Parks Opportunity Program
For six months in 2003, Florence Lugo cleaned parks in Lower Manhattan while participating in the Parks Opportunity Program, a paid welfare-to-work program that has trained thousands of welfare recipients, mostly women, over the past three years. "The program helped motivate me to get off welfare and look forward to the future of having a permanent job," she said. But even though she received excellent evaluations, she said, so far she has been unable to find long-term work.
Lugo's experience was typical of the participants surveyed in a study of the program conducted by Community Voices Heard, an organization of low-income people. The group campaigned to change the city's Work Experience Program, which required welfare recipients to do unpaid work in exchange for welfare benefits, into the paid Parks Opportunity Program, which is the largest public transitional employment program in the country.

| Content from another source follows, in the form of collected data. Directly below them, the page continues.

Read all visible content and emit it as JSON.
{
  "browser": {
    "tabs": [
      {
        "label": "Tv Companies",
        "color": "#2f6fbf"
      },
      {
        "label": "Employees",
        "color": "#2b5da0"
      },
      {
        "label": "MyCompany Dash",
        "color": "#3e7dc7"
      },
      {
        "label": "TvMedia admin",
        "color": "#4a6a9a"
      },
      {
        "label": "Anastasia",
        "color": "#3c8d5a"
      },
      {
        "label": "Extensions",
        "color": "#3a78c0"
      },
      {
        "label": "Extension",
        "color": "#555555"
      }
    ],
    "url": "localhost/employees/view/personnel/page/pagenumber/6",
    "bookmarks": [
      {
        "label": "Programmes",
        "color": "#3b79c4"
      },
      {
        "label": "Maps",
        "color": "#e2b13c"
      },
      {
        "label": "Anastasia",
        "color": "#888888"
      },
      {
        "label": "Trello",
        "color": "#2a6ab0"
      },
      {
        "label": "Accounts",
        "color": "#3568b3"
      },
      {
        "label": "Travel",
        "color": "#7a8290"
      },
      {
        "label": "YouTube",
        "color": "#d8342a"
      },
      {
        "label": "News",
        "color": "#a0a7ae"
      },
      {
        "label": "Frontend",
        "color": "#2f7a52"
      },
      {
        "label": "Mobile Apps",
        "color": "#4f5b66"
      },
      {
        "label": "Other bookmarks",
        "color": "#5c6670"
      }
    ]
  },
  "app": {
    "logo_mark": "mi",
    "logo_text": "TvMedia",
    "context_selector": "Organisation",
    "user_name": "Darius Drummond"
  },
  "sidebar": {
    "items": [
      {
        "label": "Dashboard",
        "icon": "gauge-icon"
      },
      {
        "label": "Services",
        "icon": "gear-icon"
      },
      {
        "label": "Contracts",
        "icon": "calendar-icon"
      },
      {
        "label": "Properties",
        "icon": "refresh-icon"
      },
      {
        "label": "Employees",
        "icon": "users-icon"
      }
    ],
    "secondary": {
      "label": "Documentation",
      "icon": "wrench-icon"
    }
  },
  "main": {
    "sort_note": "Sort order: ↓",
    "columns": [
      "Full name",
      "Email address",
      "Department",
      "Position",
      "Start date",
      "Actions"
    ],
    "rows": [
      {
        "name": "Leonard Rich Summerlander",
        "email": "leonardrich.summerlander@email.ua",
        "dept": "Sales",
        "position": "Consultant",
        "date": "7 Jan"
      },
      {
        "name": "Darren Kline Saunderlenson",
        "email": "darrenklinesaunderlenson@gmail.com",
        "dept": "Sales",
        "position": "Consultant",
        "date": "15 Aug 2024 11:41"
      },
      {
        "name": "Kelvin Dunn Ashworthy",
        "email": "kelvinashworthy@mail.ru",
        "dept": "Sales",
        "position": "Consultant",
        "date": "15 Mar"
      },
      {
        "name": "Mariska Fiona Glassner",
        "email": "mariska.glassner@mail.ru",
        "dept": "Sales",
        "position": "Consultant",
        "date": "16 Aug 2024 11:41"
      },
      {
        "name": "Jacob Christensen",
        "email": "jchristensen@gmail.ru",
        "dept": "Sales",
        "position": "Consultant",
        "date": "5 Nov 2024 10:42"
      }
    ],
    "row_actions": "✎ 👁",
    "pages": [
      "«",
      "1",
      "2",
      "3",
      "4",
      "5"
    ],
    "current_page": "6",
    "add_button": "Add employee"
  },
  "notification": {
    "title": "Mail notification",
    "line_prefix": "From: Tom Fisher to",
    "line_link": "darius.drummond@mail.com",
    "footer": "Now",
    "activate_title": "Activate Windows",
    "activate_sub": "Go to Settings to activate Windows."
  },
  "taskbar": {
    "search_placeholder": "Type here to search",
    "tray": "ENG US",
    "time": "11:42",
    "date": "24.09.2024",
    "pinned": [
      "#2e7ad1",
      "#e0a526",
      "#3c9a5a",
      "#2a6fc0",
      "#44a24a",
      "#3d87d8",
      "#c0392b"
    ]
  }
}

Most of the program participants maintain and clean the parks, although a small percentage work at playgrounds and recreation centers, in security, or doing clerical tasks. The program pays participants for four days of work and one day of job search assistance and training provided by the parks department. Workers in the first two phases of the program earned from $9.38 to $12.50 an hour for jobs that lasted up to 11-1/2 months, and were members of District Council 37, which represents park workers. In the current phase of the program, positions last six months, pay $7.50 an hour and no longer have union status.
The study, Wages Work!, questioned 101 out of a random sample of 200 people who participated in the first phase of the program in 2001. It found that receiving a paycheck changed their feelings about work. Most survey respondents said they enjoyed their work, developed confidence, and were motivated to find a full-time job. Almost 93 percent said they would have liked to continue in a permanent job in the parks. But the program was less successful in helping participants make the leap to the workforce. Only 15.5 percent had gotten permanent jobs, and only 22 percent had held at least one job since working in the parks.
The study found that the training and education offered to participants in addition to the experience gained on the job was limited -- mostly focused on job readiness and search skills like good work habits, interviewing, and appropriate dress. Many participants were not offered the opportunity for more specific training, like civil service exam preparation and commercial driver's license training. More than 90 percent of survey respondents said that job search assistance could have been improved.
Because the fulltime staff of the parks department has continued to decrease, there are few jobs available using the skills participants are learning on the job. The report recommended that the transitional program offer a variety of positions in different city agencies and non-profits, and that it provide more education, including toward a high school equivalency diploma, as well as more specialized skills training. It also concluded that the program needed to offer more outside supports, like childcare, transportation money, and helping participants keep benefits like food stamps and health insurance to bridge the gap between the program's wages and what it really costs to make ends meet.
Bob Garafola, Deputy Commissioner for Management and Budget at the Department of Parks and Recreation, said that the department now offers many more training opportunities and internships including in building maintenance, computers, and even phlebotomy -- than it did when the program first started. The department is also looking to develop new courses, like a certified nursing assistance program in connection with Lehman College. He said that job placements have tripled since last year, with 1000 participants getting jobs since July 2003.
Aside from its goal of helping people off welfare and into long-term jobs, the Parks Opportunity Program has been essential for maintaining the city's 28,000 acres of parkland. As the parks fulltime staff has declined -- from 5,400 in 1980 to around 1,900 in the next year's proposed budget -- workers in the job training program are doing the bulk of the maintenance in the parks. According to figures from the Independent Budget Office cited in the study, in fiscal year 2004 there were 2,496 participants in the current transitional program, as well as 446 Work Experience Program workers, but just 850 fulltime parks employees assigned to park maintenance. The transitional workers are paid through the Human Resources Administration, using federal and state funding.
"If the program is ended, the parks department could not function," said Christian DiPalermo, Executive Director of New Yorkers for Parks, the parks advocacy group. But his group sees the reliance on temporary workers paid by funding outside the parks department budget as "a way that the city has been able to not invest in parks." He said, "It's a Band-Aid for the parks department, because what's underneath the Band-Aid is the lack of full-time employees."
DiPalermo also said, "It's very difficult to manage people who come in every two weeks and stay at most six months," although he thinks the department does an admirable job. "Does that model work well in the private sector? I would tend to think not."
However, Deputy Commissioner Garafola noted that the parks department has a tradition of seasonal jobs and has a lot of experience managing short-term workers. "Everyone always wants more fulltime staff," he said. "You take the resources you get and try to make the most of it, and I think we've been pretty successful in doing that."